[An earlier version of this piece appeared in Forbes.com.]
Home prices are skyrocketing in most U.S. markets despite Covid-19, a recession and a shockingly high unemployment rate.
Many analysts are speculating that part of the boom in house prices is caused by Covid-19—that some people are concerned about Covid-19 contagion and don’t want to live in tight, multi-family buildings anymore, so they’re buying single-family homes in the suburbs. Another theory along the same lines is that because working from home has skyrocketed, some people want more space, so they’re buying larger single-family homes, especially if their kids are home all day, too. This seems to be happening in metro New York City, but what about places that weren’t hit as hard by Covid-19 and aren’t as dense as New York City?
Certainly the lower mortgage interest rates are a huge part of the current home price boom. The 30-year fixed-rate mortgage rate the first week of January 2020 was 3.7%. It’s now only 2.9%, according to Freddie Mac. The lower rates make your monthly mortgage payment a lot cheaper, so more people are buying homes. They’re also buying pricier homes.
The monthly principal and interest payment on a $300,000 mortgage would fall by $132 per month when rates fall from 3.7% to 2.9%. Or put another way, for the same monthly principal and interest mortgage payment on a $300,000 mortgage at 3.7%, you could borrow $332,000 at today’s 2.9%. A lot of home buyers are okay with paying a bit more for a house now because their monthly mortgage payment is still less than it would have been last January.
The question is: How much of the current wild housing market is caused by the lower rates and how much is caused by Covid-19 changing the kind of homes people want? Here’s a quick look at one market where I have access to detailed housing data: Phoenix, Arizona.
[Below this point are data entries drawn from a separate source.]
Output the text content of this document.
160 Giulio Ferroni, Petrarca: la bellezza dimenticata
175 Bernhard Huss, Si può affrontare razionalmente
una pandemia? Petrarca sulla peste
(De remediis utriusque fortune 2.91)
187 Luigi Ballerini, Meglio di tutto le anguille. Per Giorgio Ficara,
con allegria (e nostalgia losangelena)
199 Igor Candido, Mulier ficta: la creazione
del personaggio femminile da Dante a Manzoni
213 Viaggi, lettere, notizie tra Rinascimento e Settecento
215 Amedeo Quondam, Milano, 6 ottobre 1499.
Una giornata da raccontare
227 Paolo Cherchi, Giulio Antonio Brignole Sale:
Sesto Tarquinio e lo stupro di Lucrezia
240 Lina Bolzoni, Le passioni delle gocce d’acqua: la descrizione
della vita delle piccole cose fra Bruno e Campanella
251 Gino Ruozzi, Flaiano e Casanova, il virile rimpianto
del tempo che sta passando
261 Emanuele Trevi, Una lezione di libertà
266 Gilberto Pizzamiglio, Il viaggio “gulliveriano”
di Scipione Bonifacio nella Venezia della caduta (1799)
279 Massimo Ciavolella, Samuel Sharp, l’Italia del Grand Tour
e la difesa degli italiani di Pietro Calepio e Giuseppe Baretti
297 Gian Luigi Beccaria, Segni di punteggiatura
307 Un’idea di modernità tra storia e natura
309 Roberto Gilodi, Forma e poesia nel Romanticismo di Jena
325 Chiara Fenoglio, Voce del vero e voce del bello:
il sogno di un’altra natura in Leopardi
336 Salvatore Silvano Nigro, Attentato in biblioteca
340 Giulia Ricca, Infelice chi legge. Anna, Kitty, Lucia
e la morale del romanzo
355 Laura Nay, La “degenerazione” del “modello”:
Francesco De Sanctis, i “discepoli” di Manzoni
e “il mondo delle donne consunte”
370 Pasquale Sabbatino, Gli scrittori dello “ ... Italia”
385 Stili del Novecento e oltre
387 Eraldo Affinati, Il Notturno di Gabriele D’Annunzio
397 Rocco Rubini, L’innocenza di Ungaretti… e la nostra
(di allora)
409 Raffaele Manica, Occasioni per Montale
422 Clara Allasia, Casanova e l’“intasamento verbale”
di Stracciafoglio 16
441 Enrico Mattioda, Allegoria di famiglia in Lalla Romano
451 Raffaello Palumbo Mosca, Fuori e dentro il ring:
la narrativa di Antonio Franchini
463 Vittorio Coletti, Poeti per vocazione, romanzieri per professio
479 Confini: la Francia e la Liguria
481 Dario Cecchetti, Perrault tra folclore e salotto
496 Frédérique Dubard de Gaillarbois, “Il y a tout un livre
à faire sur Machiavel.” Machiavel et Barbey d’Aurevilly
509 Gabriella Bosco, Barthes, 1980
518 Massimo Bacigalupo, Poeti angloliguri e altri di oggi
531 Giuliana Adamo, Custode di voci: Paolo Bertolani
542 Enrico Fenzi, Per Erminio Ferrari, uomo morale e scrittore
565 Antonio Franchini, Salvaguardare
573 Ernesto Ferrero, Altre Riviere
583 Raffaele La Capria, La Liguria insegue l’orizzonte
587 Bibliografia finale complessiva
Contrary to the Covid-is-changing-consumer-demand theory, the number of condos sold via the metro Phoenix MLS in August was up 6% in 2020 compared to 2019, while the number of single-family homes sold was down 2%.
Looking at prices instead of sales, the median price of Phoenix condos sold in August 202o was up a whopping 17% compared to August 2019. For single-family houses, the median price was also up 17%.
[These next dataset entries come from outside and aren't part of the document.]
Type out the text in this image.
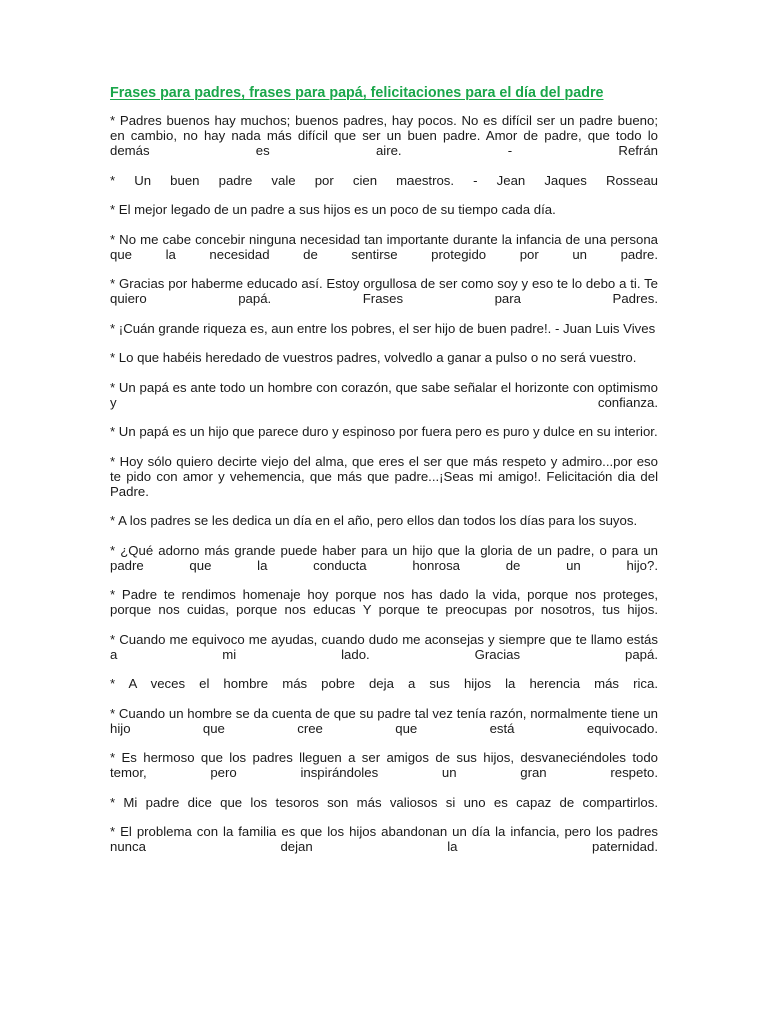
Frases para padres, frases para papá, felicitaciones para el día del padre

* Padres buenos hay muchos; buenos padres, hay pocos. No es difícil ser un padre bueno; en cambio, no hay nada más difícil que ser un buen padre. Amor de padre, que todo lo demás es aire. - Refrán

* Un buen padre vale por cien maestros. - Jean Jaques Rosseau

* El mejor legado de un padre a sus hijos es un poco de su tiempo cada día.

* No me cabe concebir ninguna necesidad tan importante durante la infancia de una persona que la necesidad de sentirse protegido por un padre.

* Gracias por haberme educado así. Estoy orgullosa de ser como soy y eso te lo debo a ti. Te quiero papá. Frases para Padres.

* ¡Cuán grande riqueza es, aun entre los pobres, el ser hijo de buen padre!. - Juan Luis Vives

* Lo que habéis heredado de vuestros padres, volvedlo a ganar a pulso o no será vuestro.

* Un papá es ante todo un hombre con corazón, que sabe señalar el horizonte con optimismo y confianza.

* Un papá es un hijo que parece duro y espinoso por fuera pero es puro y dulce en su interior.

* Hoy sólo quiero decirte viejo del alma, que eres el ser que más respeto y admiro...por eso te pido con amor y vehemencia, que más que padre...¡Seas mi amigo!. Felicitación dia del Padre.

* A los padres se les dedica un día en el año, pero ellos dan todos los días para los suyos.

* ¿Qué adorno más grande puede haber para un hijo que la gloria de un padre, o para un padre que la conducta honrosa de un hijo?.

* Padre te rendimos homenaje hoy porque nos has dado la vida, porque nos proteges, porque nos cuidas, porque nos educas Y porque te preocupas por nosotros, tus hijos.

* Cuando me equivoco me ayudas, cuando dudo me aconsejas y siempre que te llamo estás a mi lado. Gracias papá.

* A veces el hombre más pobre deja a sus hijos la herencia más rica.

* Cuando un hombre se da cuenta de que su padre tal vez tenía razón, normalmente tiene un hijo que cree que está equivocado.

* Es hermoso que los padres lleguen a ser amigos de sus hijos, desvaneciéndoles todo temor, pero inspirándoles un gran respeto.

* Mi padre dice que los tesoros son más valiosos si uno es capaz de compartirlos.

* El problema con la familia es que los hijos abandonan un día la infancia, pero los padres nunca dejan la paternidad.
It’s only one city, but it doesn’t look like demand is shifting away from living in higher density condos and toward single-family homes.
The main driver of the current real estate market mania is the lower mortgage interest rates, which were in turn caused by the Federal Reserve’s response to Covid-19. According to this quick analysis, Covid-19 didn’t cause Phoenix home buyers to shift away from condo purchases.
What are you seeing in your area? If condo sales are relatively weaker than single-family home sales, that would suggest Covid-19 is changing consumer demand preferences.